La paciente de Z… es una joven veinteañera, vestida con estándares de modernidad y hasta visos de ostentación. Cerca del mediodía, de un domingo, llegó a la sala de espera del servicio de Ultrasonido en el hospital Abel Santamaría Cuadrado, le acompañaba una mujer algo mayor que parecía ser su mamá, pidió el último en la cola y tomó asiento.
Un rato después recibió una llamada telefónica y comentó que ya llevaba 20 minutos allí, casi instantáneamente alguien se paró en la puerta de la consulta e inquirió por la paciente de Z…, a la que entraron, aunque en la demorada fila había ancianos y pacientes adoloridos.
Prácticas como estas no tienen que ver con el bloqueo, los salarios insuficientes, el deterioro y obsolescencia tecnológica de los equipos, lo que junto a la falta de medicamentos y otros insumos son problemas reales que hoy lastran los servicios de Salud Pública.
A lo que sí está asociado es con la indolencia y falta de sensibilidad, con la ausencia de un respeto elemental, no ya a los derechos de un ciudadano sino a los de un enfermo, porque los hospitales no son centros de recreo y esparcimiento, menos cuando hasta el traslado hacia ellos se torna un engorroso -y costoso- proceso.
Cargar nuestra paupérrima cotidianidad con males subjetivos es tan absurdo que parece irracional, pero, desdichadamente, cierto. Y mal estamos si con el envejecimiento poblacional, dentro de un centro de Salud no son salvaguardados los ancianos.
De la jornada hay otro hecho inexplicable como la ausencia de un baño para pacientes en el área de ultrasonido.
Lo más lamentable es que cosas como estas lastran el excelente trato de los profesionales que prestaban servicio, cordiales y atentos, incluso, aquellos que violentaron la cola de los pacientes.
Cualquier incomodidad dentro de un centro hospitalario se sufre más, porque quien se enfrenta a ella lo hace aquejado de algún mal o preocupación, no se trata de una prestación de servicios electiva: si no me gusta este restaurante me voy para otro y ellos pierden un cliente ¡NO!, en este caso, es una necesidad perentoria, porque tal y como están las cosas, se asiste a ellos cuando se agotan las posibilidades de mejora en casa, porque la mayoría de los cubanos nos hemos tornado en cuidadores, propios y de personas a cargo.
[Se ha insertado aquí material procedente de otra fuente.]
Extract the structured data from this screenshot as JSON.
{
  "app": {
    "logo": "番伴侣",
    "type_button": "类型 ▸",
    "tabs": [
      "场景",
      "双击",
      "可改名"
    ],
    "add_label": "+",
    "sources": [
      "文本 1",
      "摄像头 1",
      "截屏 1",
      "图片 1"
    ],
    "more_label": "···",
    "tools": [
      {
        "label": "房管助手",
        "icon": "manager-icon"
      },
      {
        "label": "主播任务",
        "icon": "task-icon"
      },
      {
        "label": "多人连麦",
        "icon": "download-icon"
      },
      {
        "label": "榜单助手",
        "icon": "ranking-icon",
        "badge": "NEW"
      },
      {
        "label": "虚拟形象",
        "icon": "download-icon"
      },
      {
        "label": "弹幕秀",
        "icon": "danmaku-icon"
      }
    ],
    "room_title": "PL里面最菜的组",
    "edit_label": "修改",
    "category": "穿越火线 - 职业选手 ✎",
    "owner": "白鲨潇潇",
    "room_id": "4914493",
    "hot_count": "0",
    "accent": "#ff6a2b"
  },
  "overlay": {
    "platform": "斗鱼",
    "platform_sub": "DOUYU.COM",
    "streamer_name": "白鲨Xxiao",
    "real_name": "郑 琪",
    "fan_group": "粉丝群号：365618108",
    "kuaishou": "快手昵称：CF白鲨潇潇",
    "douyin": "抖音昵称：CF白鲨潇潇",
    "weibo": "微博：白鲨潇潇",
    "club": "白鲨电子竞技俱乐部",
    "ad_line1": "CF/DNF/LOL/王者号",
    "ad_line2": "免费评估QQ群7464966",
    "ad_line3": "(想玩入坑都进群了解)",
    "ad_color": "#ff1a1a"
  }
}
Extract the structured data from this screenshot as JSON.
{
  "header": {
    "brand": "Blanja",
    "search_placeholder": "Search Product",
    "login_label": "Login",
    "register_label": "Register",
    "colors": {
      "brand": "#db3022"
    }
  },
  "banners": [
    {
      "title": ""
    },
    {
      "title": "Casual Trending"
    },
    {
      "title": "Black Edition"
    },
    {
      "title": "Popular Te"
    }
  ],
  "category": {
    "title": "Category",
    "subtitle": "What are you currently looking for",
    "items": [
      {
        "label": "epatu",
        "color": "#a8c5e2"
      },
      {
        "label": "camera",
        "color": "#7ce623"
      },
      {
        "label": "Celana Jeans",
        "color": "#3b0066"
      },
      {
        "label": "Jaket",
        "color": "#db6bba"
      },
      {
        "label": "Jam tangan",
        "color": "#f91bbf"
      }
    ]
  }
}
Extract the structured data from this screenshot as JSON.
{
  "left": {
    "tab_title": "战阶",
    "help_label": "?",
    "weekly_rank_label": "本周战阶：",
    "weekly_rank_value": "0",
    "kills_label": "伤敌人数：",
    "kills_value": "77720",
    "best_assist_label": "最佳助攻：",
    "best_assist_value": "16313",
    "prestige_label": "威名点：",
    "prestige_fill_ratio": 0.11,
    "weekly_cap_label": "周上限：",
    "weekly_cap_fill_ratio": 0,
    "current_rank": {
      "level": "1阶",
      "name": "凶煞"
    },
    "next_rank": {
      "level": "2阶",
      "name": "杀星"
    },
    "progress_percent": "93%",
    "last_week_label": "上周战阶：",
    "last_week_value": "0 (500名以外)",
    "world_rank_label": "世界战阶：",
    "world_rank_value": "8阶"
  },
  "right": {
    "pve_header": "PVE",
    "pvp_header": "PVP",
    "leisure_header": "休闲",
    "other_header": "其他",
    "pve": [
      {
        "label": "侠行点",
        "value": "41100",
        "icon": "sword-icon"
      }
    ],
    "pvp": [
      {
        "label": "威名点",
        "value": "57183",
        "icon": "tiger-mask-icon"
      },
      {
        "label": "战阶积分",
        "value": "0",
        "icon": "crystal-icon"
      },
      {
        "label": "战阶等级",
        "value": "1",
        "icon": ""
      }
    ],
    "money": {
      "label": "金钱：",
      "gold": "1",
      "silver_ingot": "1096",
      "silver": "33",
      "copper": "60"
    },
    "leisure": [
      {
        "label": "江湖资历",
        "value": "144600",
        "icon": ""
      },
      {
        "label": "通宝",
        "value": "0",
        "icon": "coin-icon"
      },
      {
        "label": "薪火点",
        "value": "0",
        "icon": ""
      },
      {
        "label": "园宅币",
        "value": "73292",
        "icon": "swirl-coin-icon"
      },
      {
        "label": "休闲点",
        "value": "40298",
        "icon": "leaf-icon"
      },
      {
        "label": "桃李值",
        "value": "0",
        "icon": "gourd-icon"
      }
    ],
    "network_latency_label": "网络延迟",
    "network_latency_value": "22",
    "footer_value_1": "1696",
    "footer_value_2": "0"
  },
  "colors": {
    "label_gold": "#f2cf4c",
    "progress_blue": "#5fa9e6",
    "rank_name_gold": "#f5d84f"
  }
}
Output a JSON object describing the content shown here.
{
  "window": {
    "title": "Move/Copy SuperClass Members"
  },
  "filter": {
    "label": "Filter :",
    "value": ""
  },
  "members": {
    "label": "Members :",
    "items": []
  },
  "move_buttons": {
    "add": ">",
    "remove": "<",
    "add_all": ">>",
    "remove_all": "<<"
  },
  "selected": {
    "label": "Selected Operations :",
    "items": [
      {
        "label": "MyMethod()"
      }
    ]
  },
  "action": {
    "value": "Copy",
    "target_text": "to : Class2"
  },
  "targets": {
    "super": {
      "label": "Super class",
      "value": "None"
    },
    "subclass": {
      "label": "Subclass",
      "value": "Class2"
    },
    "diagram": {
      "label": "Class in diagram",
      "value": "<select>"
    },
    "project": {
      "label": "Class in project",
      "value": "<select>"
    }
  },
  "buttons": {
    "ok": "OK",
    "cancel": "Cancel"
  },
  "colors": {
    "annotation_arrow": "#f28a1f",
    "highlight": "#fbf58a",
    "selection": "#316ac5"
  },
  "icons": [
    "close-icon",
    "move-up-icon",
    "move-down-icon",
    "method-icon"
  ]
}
Ni de broma quisiera estar en la piel de un galeno que cuando examina a un paciente tiene que revisar la existencia de medicamentos para determinar el tratamiento posible en vez del idóneo, mucho menos la evaluación que hacen antes de preguntar qué tienen en casa o si pueden comprar en el mercado negro este o aquel que necesitará y no encontrará en farmacias.
El conflicto ético profesional al indicar una dieta requerida, pero a todas luces inaccesible para esa persona que tiene ante sí; la impotencia de saber cómo y no tener con qué sanar, mejorar o aliviar al enfermo.
De la misma manera en que se señalan las manchas evitables, es justo reconocer la valía de quienes siguen apegados a los preceptos del oficio, al humanismo que lleva implícito porque esperamos la conservación de la vida, el esclarecimiento, acompañamiento y ayuda.
Un agradecimiento a los que aún fertilizan la vanidad de un pueblo por la calidad de sus galenos, exonerados de cualquier responsabilidad ante las circunstancias materiales que les imposibilitan de ofrecer un mejor servicio.
Facilitarles el ejercicio y manejo de este contexto puede hacerse al no comportarse como pacientes impacientes que los pongan en tela de juicio; al no demandar tratos jerárquicos en un sitio donde la prioridad corresponde al más urgido por la magnitud o gravedad de sus males, y entender qué, quiénes siguen allí, no merecen sobre sí la ira contenida ante la imposibilidad de prometer soluciones.
El sistema de Salud Pública cubano está lejos del esplendor, pero tanto facultativos como administrativos y ciudadanos tenemos reservas, en el modo de obrar, para que el tránsito por estas instituciones sea menos doloroso.